A review by petermedeiros1988
Bookburners: The Complete Season 1 by Margaret Dunlap, Max Gladstone, Brian Francis Slattery, Mur Lafferty

5.0

I cannot say if Bookburners was the best book I've read this year, but it was definitely the most no-holds-barried fun I've had reading this year, and that's saying something. The "episodic" format, adapted from the audio, makes it highly readable (and also good as something you can sit down, read part of, and then come back to later) and the 800 pages go by MUCH faster than you'd expect. The premise: police officer Sal gets recruited by Vatican-sponsored anti-magic team after her brother is possessed by a demon.
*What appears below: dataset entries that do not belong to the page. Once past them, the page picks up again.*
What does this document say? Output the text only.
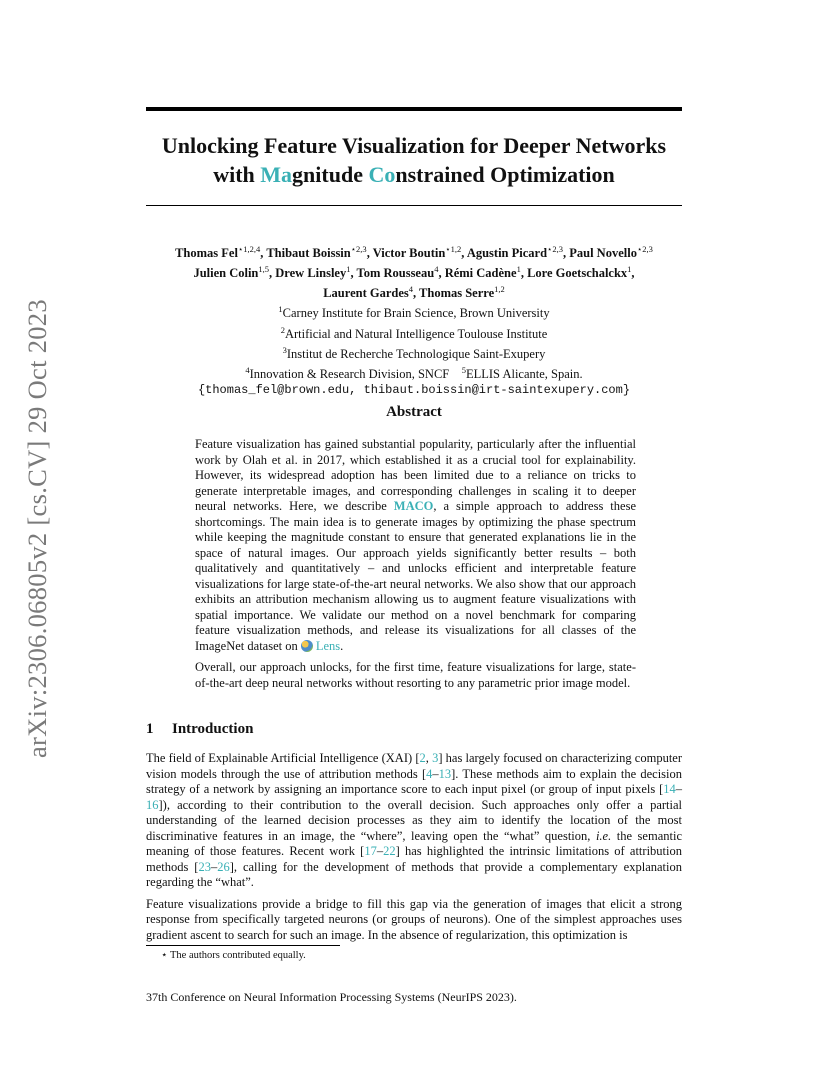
Unlocking Feature Visualization for Deeper Networks
with Magnitude Constrained Optimization
arXiv:2306.06805v2 [cs.CV] 29 Oct 2023
Thomas Fel$^{⋆1,2,4}$, Thibaut Boissin$^{⋆2,3}$, Victor Boutin$^{⋆1,2}$, Agustin Picard$^{⋆2,3}$, Paul Novello$^{⋆2,3}$
Julien Colin$^{1,5}$, Drew Linsley$^1$, Tom Rousseau$^4$, Rémi Cadène$^1$, Lore Goetschalckx$^1$,
Laurent Gardes$^4$, Thomas Serre$^{1,2}$
$^1$Carney Institute for Brain Science, Brown University
$^2$Artificial and Natural Intelligence Toulouse Institute
$^3$Institut de Recherche Technologique Saint-Exupery
$^4$Innovation & Research Division, SNCF $^5$ELLIS Alicante, Spain.
{thomas_fel@brown.edu, thibaut.boissin@irt-saintexupery.com}
Abstract

Feature visualization has gained substantial popularity, particularly after the influential work by Olah et al. in 2017, which established it as a crucial tool for explainability. However, its widespread adoption has been limited due to a reliance on tricks to generate interpretable images, and corresponding challenges in scaling it to deeper neural networks. Here, we describe MACO, a simple approach to address these shortcomings. The main idea is to generate images by optimizing the phase spectrum while keeping the magnitude constant to ensure that generated explanations lie in the space of natural images. Our approach yields significantly better results – both qualitatively and quantitatively – and unlocks efficient and interpretable feature visualizations for large state-of-the-art neural networks. We also show that our approach exhibits an attribution mechanism allowing us to augment feature visualizations with spatial importance. We validate our method on a novel benchmark for comparing feature visualization methods, and release its visualizations for all classes of the ImageNet dataset on Lens.

Overall, our approach unlocks, for the first time, feature visualizations for large, state-of-the-art deep neural networks without resorting to any parametric prior image model.

1 Introduction

The field of Explainable Artificial Intelligence (XAI) [2, 3] has largely focused on characterizing computer vision models through the use of attribution methods [4–13]. These methods aim to explain the decision strategy of a network by assigning an importance score to each input pixel (or group of input pixels [14–16]), according to their contribution to the overall decision. Such approaches only offer a partial understanding of the learned decision processes as they aim to identify the location of the most discriminative features in an image, the “where”, leaving open the “what” question, i.e. the semantic meaning of those features. Recent work [17–22] has highlighted the intrinsic limitations of attribution methods [23–26], calling for the development of methods that provide a complementary explanation regarding the “what”.

Feature visualizations provide a bridge to fill this gap via the generation of images that elicit a strong response from specifically targeted neurons (or groups of neurons). One of the simplest approaches uses gradient ascent to search for such an image. In the absence of regularization, this optimization is

⋆ The authors contributed equally.
37th Conference on Neural Information Processing Systems (NeurIPS 2023).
And go.

One thing the book does REALLY well, both because of its format and its length, is that it lets these characters have high-stakes adventures AND reasonable "downtime" in which they learn more about each other and grow because of it. Normally, when I say that a book is "like a show" or "like a game," I mean it as an insult; I firmly believe books should capitalize on the affordances of text, not to sound pretentious. But this book has great writing AND all the GOOD things about contemporary TV, in terms of pacing and character development. It gives you the time you need to learn about these characters, slowly, so that when you put down the book you can't even figure out exactly when you started to fall in love with Sal and everybody else. If you're a fan of Bioware video games, I think this manages to capture the particularly feel of those games, but with all the best parts of a good dark fantasy book--imagination (and some things left to the imagination), the occasional searing metaphor, an array of compelling POVs--undercut with moments of humor and genuine pathos. It's terrific.